Regin には、数十種類ものペイロードが存在し、リモートアクセス型のトロイの木馬(RAT)のさまざまな機能を標準で装備しています。たとえば、スクリーンショットの撮影、マウスのポイントアンドクリック操作の制御、パスワードの窃取、ネットワークトラフィックの監視、削除済みファイルの復元などの機能です。

Microsoft IIS Web サーバーのトラフィックを監視したり、携帯電話の基地局コントローラの管理トラフィックを盗聴したりするなど、さらに特化された高度なペイロードモジュールも確認されています。

ステルス性
Regin の開発者は、この脅威が人目に付かずに活動できるように相当な労力を費やしています。目立たないということは、何年間にもわたる持続的なスパイ活動に利用できるということです。

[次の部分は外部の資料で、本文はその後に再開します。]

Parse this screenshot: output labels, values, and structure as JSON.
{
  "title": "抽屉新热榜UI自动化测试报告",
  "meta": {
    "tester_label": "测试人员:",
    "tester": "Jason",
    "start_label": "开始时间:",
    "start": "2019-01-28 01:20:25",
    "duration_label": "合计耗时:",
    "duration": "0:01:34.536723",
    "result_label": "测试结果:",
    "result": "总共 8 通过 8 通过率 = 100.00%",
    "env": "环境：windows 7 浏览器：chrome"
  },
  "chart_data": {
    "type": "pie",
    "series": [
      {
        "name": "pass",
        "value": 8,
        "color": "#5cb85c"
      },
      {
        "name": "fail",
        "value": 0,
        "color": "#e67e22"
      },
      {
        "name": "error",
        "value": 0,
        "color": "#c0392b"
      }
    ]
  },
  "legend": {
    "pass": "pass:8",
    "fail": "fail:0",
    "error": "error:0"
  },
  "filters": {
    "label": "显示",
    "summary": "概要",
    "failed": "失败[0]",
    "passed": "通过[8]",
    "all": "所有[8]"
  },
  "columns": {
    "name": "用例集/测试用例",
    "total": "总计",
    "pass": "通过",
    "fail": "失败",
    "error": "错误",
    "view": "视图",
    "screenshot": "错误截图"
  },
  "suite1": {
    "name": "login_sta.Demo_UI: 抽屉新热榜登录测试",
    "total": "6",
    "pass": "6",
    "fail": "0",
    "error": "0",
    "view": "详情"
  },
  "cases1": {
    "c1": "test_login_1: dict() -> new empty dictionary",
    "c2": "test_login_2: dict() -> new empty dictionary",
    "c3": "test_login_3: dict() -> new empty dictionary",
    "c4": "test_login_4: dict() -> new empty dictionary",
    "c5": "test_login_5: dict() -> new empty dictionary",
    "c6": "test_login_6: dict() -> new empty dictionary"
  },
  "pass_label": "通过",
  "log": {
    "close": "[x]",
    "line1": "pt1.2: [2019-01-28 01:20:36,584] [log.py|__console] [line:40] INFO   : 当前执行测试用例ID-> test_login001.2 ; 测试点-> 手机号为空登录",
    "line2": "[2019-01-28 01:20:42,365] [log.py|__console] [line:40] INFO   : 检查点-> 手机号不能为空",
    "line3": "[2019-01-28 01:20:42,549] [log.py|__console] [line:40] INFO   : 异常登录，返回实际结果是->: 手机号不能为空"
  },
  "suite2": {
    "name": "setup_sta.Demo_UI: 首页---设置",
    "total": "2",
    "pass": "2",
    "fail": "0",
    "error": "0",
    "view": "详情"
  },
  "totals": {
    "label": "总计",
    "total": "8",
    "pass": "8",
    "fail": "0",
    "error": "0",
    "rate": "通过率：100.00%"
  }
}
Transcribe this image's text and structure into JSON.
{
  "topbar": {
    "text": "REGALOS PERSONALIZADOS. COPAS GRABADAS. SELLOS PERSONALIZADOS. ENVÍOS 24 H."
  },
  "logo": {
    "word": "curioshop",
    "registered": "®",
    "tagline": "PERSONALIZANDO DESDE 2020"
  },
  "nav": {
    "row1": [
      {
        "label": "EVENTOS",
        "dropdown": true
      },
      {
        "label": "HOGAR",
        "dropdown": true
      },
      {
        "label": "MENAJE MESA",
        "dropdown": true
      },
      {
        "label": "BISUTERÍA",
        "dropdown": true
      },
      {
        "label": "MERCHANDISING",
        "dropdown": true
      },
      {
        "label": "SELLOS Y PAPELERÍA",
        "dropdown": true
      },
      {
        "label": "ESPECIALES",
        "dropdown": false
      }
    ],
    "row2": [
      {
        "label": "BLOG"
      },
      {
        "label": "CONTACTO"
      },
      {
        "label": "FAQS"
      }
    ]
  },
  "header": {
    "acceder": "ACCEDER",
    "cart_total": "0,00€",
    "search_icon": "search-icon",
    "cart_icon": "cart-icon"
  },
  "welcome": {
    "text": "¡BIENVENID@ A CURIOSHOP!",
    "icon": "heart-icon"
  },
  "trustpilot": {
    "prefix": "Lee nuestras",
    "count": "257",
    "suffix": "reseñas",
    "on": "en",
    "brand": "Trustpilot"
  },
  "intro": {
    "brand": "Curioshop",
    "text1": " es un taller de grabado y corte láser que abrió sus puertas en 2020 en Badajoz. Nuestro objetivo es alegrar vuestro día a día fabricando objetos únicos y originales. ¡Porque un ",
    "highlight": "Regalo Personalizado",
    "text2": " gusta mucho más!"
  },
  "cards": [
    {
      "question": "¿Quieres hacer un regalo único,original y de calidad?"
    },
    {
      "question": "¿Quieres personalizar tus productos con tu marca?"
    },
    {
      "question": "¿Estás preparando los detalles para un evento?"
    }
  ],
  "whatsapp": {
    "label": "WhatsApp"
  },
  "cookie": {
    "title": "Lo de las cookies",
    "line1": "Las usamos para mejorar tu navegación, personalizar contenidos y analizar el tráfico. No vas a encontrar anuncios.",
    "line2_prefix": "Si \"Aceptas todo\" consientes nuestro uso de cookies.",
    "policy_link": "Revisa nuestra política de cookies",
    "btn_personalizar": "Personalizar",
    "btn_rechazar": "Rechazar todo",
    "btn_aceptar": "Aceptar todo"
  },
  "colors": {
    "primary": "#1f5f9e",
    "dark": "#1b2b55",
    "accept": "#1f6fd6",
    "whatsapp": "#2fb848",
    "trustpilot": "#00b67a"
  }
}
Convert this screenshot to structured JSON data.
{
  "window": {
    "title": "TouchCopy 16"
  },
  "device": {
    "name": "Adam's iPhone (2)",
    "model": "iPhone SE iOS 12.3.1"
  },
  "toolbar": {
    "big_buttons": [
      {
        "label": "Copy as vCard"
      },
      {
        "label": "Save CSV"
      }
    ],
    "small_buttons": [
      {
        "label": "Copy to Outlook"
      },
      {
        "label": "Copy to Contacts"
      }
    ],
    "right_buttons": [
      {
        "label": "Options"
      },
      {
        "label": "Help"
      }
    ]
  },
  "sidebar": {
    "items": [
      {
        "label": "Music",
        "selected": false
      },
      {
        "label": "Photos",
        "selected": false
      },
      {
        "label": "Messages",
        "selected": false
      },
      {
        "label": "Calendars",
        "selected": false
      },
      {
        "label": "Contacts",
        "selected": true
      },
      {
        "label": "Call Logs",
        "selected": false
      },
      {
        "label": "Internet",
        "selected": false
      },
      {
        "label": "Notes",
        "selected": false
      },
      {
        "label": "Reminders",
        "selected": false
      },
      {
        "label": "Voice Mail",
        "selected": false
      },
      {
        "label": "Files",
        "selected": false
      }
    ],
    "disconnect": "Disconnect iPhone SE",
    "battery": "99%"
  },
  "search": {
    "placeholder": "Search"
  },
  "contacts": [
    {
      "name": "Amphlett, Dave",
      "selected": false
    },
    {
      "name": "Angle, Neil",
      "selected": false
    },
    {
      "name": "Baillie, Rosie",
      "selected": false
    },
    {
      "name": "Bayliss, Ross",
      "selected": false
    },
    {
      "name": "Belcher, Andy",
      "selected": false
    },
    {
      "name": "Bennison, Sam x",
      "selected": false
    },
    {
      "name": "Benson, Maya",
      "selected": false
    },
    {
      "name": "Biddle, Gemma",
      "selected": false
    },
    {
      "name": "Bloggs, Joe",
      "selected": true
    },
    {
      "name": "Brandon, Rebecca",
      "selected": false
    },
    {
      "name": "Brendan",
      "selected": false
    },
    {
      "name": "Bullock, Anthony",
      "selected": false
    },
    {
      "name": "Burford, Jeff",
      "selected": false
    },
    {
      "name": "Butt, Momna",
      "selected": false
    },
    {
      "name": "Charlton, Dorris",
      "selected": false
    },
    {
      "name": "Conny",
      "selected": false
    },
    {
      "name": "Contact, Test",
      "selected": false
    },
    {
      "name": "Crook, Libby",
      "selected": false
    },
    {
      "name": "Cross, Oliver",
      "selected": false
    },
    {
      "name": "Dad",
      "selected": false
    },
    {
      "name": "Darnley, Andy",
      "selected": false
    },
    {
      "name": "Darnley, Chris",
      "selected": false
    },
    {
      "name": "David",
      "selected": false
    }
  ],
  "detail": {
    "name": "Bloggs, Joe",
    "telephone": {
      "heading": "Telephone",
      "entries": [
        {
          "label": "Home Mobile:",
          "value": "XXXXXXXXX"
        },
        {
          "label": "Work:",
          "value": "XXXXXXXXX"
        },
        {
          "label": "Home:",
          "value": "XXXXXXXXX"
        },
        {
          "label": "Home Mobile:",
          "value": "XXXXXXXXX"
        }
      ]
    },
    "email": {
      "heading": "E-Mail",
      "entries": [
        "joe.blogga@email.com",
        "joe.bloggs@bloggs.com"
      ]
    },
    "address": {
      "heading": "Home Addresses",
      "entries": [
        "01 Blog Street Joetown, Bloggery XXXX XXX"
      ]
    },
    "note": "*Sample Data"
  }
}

存在が検出されたとしても、どのような活動を実行しているかを確認するのは非常に難しく、今回も、ペイロードがサンプルファイルを復号してようやく、ペイロードを分析することができました。

「ステルス」機能として備えられているのは、フォレンジック対策機能、カスタム開発された暗号化仮想ファイルシステム(EVFS)、RC5 の亜種という通常使われているものとは別の暗号化方式などです。また、攻撃者と秘密裏に通信するために、ICMP の ping、HTTP cookies に埋め込まれたコマンド、カスタムの TCP プロトコルと UDP プロトコルなど、複数の高度な手法を使用しています。

まとめ
Regin は非常に複雑な脅威であり、組織的なデータ収集活動や情報収集活動に利用されています。開発と運用には膨大な時間とリソースを投資する必要があることから、背後に国家が存在すると考えられるでしょう。標的に対して、長期間にわたり執拗に監視活動を実行するうえで非常に適した設計になっています。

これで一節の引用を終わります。